Sony Nex-5 con Zeiss Sonnar 24mm – 1/60 f/1.8 ISO1600 RAW
“Ha bisogno di aria, esce. Un freddo madido le arriva in faccia. Il tempo è cambiato più rapidamente di quanto previsto, il piazzale è ora fradicio. Osserva le gocce nel controluce furioso di un faro lasciato a presidiare la notte. Dalle sue spalle arrivano i rumori delle squadre rientrate, ma lì davanti non c’è nulla. Il mondo finisce ai margini di quel cono di luce, oltre c’è solo nero.”
Un altro capitolo complesso da scrivere, per due ragioni molto diverse.
Innanzitutto ho dovuto documentarmi a fondo su procedure, prassi e attività che vengono (o dovrebbero essere) svolte in queste particolari situazioni di emergenza. Volevo verosimiglianza, attenermi il più possibile allo svolgimento di fatti reali, a quello che succede in una cittadina quando la routine viene sconvolta da un fatto simile. Ho letto articoli, norme, procedure operative e parlato con diversi operatori del settore. Ho scoperto che l’allarme sociale suscitato da eventi come quello che sto narrando è tale da aver portato all’istituzione perfino di uno specifico Commissario Straordinario del Governo. Ho appreso dell’impegno a vari livelli di moltissimi altri attori, che nemmeno immaginavo: dagli Uffici Territoriali del governo alle numerose associazioni di volontariato, dalle Forze dell’Ordine ai Servizi Sociali.

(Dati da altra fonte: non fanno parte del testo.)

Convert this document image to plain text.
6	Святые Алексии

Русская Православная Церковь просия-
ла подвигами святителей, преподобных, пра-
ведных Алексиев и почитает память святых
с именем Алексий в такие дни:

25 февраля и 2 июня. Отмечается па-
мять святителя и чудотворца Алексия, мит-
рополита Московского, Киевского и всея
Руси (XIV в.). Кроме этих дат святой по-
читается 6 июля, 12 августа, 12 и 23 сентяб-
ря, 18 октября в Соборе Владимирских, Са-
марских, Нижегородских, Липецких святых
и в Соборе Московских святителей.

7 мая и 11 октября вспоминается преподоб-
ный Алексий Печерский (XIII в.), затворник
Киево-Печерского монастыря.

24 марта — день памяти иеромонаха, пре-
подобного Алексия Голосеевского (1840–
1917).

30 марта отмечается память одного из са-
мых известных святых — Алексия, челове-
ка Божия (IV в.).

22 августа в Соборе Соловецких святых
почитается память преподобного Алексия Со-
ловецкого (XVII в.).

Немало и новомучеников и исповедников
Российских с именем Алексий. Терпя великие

In secondo luogo, il trovarmi di fronte a fatti reali, il leggere o sentir raccontare di storie vere ha fatto vacillare la mia determinazione. Mi sono bloccato, ho smesso di scrivere. Ogni volta che riaprivo il file lo stomaco mi si serrava. Come posso costruire un’opera di fantasia su un argomento del genere? Queste cose succedono. Succedono davvero. Sconvolgono le vite di persone, di gente normale, come me. E io? Io sto costruendo un racconto, una storia, attorno a questo. E’ giusto? Perché lo faccio? Per il solo diletto di creare un intreccio, di giocare a trova l’indizio con il lettore? O c’è qualcos’altro?